Brands should identify where AI can remove friction, improve relevance, and enhance efficiency while preserving moments where human interaction creates emotional value.

The most successful organizations will design experiences where technology and humanity complement each other.

Technology should enhance the experience, not replace the relationship.

Pedro López-Belmonte, Chief Product Officer, VersAI

9. Internal Transformation Is Often More Important Than External Innovation

One of the less obvious but highly practical applications discussed was the use of AI to drive organizational change.

Many established brands struggle not because they lack innovative ideas, but because they struggle to bring people along on the transformation journey.

AI is helping organizations communicate vision, align teams, tell internal stories more effectively, and build cultural buy-in around change initiatives.

In many cases, the greatest challenge is not technological adoption but human adoption.

10. AI Is Becoming a Powerful Tool for Strategic Storytelling

Several speakers highlighted AI’s ability to help organizations synthesize complex information into compelling narratives.

Whether communicating with customers, employees, or stakeholders, storytelling remains one of the most powerful leadership tools.

AI can help uncover patterns, surface insights, and organize information, but effective storytelling still requires human context, perspective, and emotional intelligence.

11. Discipline and Verification Are Becoming Critical Skills

As AI adoption accelerates, organizations must establish clear governance and validation processes.

Panelists stressed the importance of understanding where AI should be used, where it should not be used, and how outputs should be reviewed before implementation.

Success increasingly depends on disciplined usage rather than unrestricted experimentation.

Organizations that develop strong verification practices will build greater trust and achieve better outcomes.

12. The Human Voice Must Not Be Lost

Perhaps the most thought-provoking discussion centered around authenticity.

While AI can generate content, summarize ideas, and mimic styles, participants expressed concern that overreliance on AI could dilute individuality and human expression.

Luxury brands, in particular, derive value from distinct perspectives, creativity, craftsmanship, and emotional resonance.

The challenge for business leaders is ensuring that AI enhances human capabilities without eroding the personal voices, relationships, and creativity that make brands meaningful.

AI is going to make us more human than ever.

Carlota Rodben, Founder, Beyond Luxury

Looking Ahead

Perspectives from the Panel

  • Anant Sharma: AI as a knowledge engine and organizational second brain.
  • Carlota Rodben: Preserving desire, emotion, culture, and differentiation in an AI-driven world.
  • Pedro López-Belmonte: AI as an extension of human capability, supported by governance and trust.
  • Kassie Smith: Unlocking the value of historical knowledge by combining decades of expertise with real-time intelligence.
  • Alberto Menegatti: Protecting human relationships and authenticity in luxury experiences.

The roundtable concluded with a balanced view of the future.
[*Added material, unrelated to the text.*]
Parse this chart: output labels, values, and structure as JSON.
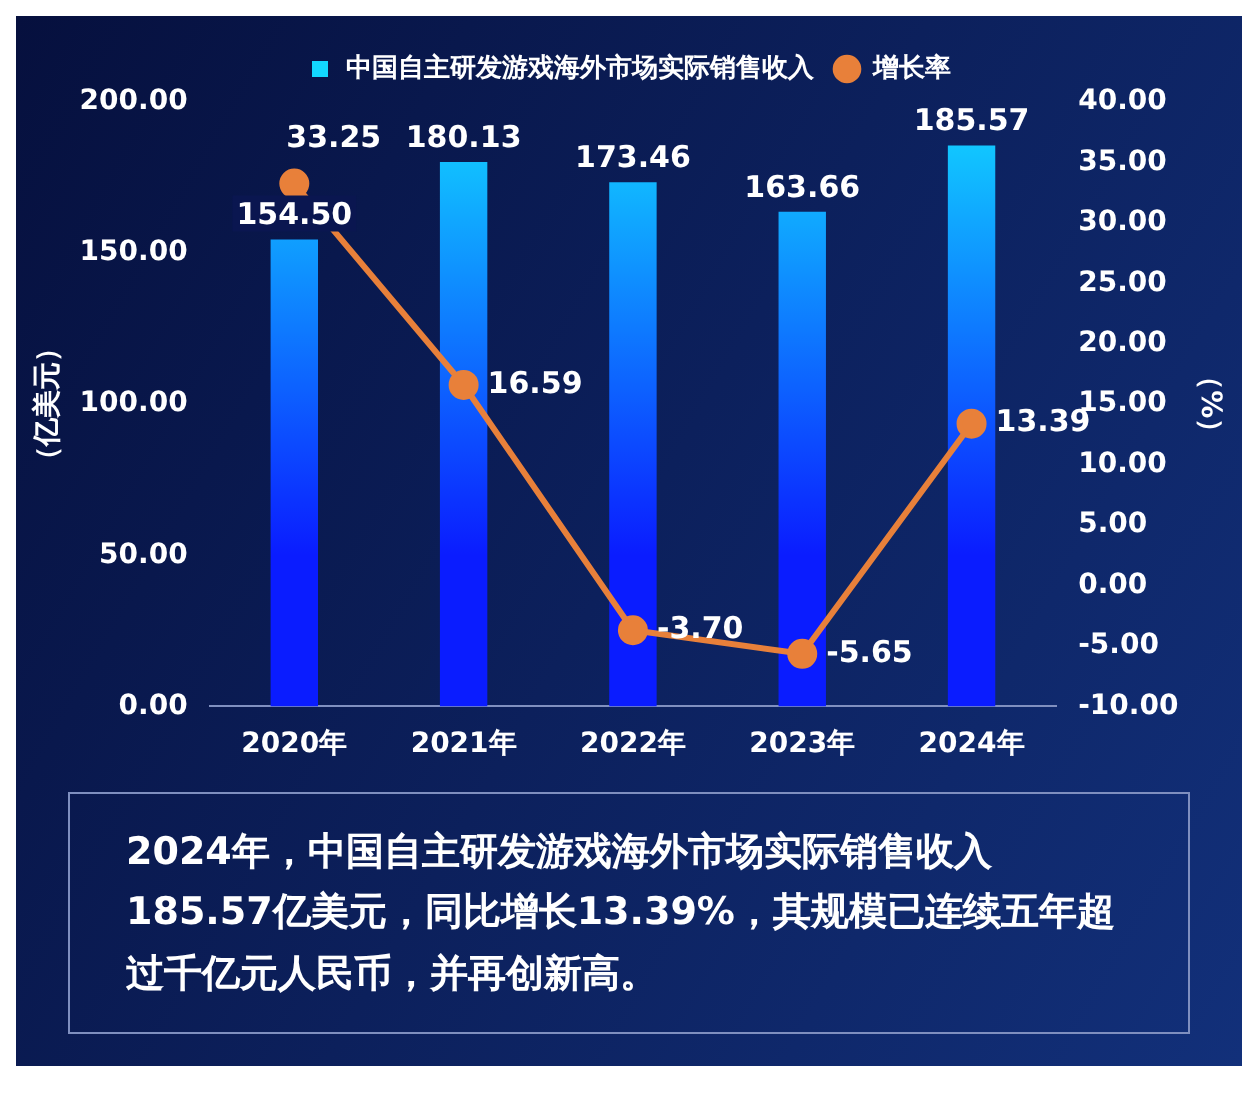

AI is already creating measurable value across customer experience, knowledge management, strategic planning, communication, and operational efficiency. However, the technology’s greatest impact may come not from replacing people, but from helping people perform at a higher level.

For luxury brands especially, the future will belong to organizations that successfully combine technological intelligence with human insight, emotional understanding, creativity, and trust.

AI may change how businesses operate, but the qualities that define exceptional brands remain fundamentally human.